The full conceit of Flatland is that N+1 is invisible from inside N. If I am in 2D, I cannot know from here.
The people genuinely in 3D would read this and either nod or wince. If you are one of them, wince loudly.
What this means if you are in 2D
Stop optimizing your orchestration. You are past the marginal-return point on more agents, more memory, more coordination protocols. The next axis is not more 2D. It is the perpendicular flip from initiator to governor.

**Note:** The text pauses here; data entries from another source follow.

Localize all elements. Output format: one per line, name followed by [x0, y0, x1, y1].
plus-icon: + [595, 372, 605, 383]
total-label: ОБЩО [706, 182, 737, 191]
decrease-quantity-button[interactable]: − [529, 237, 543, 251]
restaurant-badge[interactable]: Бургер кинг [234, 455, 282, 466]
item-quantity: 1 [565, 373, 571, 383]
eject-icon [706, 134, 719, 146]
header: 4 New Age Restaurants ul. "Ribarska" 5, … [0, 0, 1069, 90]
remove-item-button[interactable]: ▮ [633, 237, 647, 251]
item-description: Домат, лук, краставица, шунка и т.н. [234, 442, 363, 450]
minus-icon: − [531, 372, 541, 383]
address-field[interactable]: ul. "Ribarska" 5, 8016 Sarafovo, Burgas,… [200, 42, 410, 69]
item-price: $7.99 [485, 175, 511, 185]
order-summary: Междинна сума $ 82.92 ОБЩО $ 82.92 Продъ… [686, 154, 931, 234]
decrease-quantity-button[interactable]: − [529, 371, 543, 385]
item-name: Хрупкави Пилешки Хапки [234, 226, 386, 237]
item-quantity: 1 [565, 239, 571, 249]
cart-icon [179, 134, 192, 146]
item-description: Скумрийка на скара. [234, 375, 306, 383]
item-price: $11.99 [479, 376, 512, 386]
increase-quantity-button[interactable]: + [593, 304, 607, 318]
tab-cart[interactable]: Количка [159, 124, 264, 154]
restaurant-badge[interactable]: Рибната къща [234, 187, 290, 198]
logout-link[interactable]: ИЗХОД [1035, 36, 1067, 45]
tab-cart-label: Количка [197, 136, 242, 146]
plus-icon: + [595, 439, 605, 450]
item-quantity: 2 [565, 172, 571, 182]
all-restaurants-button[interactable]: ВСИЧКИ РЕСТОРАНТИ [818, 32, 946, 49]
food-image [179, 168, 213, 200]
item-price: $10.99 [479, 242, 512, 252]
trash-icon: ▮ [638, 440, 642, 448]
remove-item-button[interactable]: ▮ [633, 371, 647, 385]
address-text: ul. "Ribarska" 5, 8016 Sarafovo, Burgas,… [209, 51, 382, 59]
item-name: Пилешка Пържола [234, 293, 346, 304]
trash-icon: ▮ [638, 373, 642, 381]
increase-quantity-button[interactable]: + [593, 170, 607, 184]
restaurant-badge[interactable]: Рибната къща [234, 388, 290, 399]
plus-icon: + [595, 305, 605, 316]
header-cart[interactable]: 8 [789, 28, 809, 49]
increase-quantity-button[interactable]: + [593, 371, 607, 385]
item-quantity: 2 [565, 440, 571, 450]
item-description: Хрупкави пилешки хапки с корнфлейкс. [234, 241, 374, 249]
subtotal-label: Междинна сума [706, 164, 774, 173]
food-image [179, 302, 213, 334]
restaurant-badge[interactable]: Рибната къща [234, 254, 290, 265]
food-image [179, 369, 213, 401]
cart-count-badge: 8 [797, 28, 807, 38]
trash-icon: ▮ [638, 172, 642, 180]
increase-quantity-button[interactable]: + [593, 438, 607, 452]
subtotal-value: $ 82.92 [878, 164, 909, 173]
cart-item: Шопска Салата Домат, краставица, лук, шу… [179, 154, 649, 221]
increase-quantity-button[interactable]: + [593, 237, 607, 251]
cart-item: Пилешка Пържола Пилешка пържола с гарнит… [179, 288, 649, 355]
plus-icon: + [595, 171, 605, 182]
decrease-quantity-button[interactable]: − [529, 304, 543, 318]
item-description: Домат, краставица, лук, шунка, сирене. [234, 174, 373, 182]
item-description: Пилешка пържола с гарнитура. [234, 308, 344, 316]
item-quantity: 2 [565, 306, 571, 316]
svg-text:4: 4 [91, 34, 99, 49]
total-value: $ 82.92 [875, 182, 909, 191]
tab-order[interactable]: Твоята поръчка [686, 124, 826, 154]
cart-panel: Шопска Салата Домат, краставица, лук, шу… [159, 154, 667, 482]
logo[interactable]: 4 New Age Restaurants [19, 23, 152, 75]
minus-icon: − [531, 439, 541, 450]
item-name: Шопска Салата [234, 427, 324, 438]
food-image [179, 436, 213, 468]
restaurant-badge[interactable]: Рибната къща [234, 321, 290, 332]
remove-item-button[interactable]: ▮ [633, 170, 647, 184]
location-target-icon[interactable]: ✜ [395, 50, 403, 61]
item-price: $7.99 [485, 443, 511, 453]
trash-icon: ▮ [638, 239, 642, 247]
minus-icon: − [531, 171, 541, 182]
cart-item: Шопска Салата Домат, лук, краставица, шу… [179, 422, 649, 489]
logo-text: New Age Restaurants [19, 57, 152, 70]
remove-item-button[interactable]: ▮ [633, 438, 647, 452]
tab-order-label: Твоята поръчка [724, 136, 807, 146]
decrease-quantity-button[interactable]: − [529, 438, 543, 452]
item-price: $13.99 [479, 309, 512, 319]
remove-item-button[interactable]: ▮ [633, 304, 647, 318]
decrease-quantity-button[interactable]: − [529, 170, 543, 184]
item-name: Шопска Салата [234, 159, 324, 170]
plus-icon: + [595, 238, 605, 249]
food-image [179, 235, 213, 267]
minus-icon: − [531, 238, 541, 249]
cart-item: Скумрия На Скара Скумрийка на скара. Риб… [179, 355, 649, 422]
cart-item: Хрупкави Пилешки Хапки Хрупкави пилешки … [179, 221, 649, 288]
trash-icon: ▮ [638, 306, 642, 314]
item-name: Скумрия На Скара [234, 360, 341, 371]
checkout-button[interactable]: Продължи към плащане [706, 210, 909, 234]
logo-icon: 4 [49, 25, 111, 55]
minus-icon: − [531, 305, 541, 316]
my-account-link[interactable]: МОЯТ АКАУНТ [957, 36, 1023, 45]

That means: build the ingestion layer that captures everything. Pick one workflow where you delegate initiative. Watch what the system surfaces unprompted. Notice how hard it is to not reach for the prompt. Notice that you will reach for it anyway, because being asked questions feels different from asking them. Sit with that.
The people who pull this off are not the people with the most sophisticated stack. They are the people willing to demote themselves from author to editor. Most of us, including me, are still in the prompting habit. The work ahead looks less like more engineering and more like an act of professional self-reduction.
That is what I think is on the other side of the Flatland wall.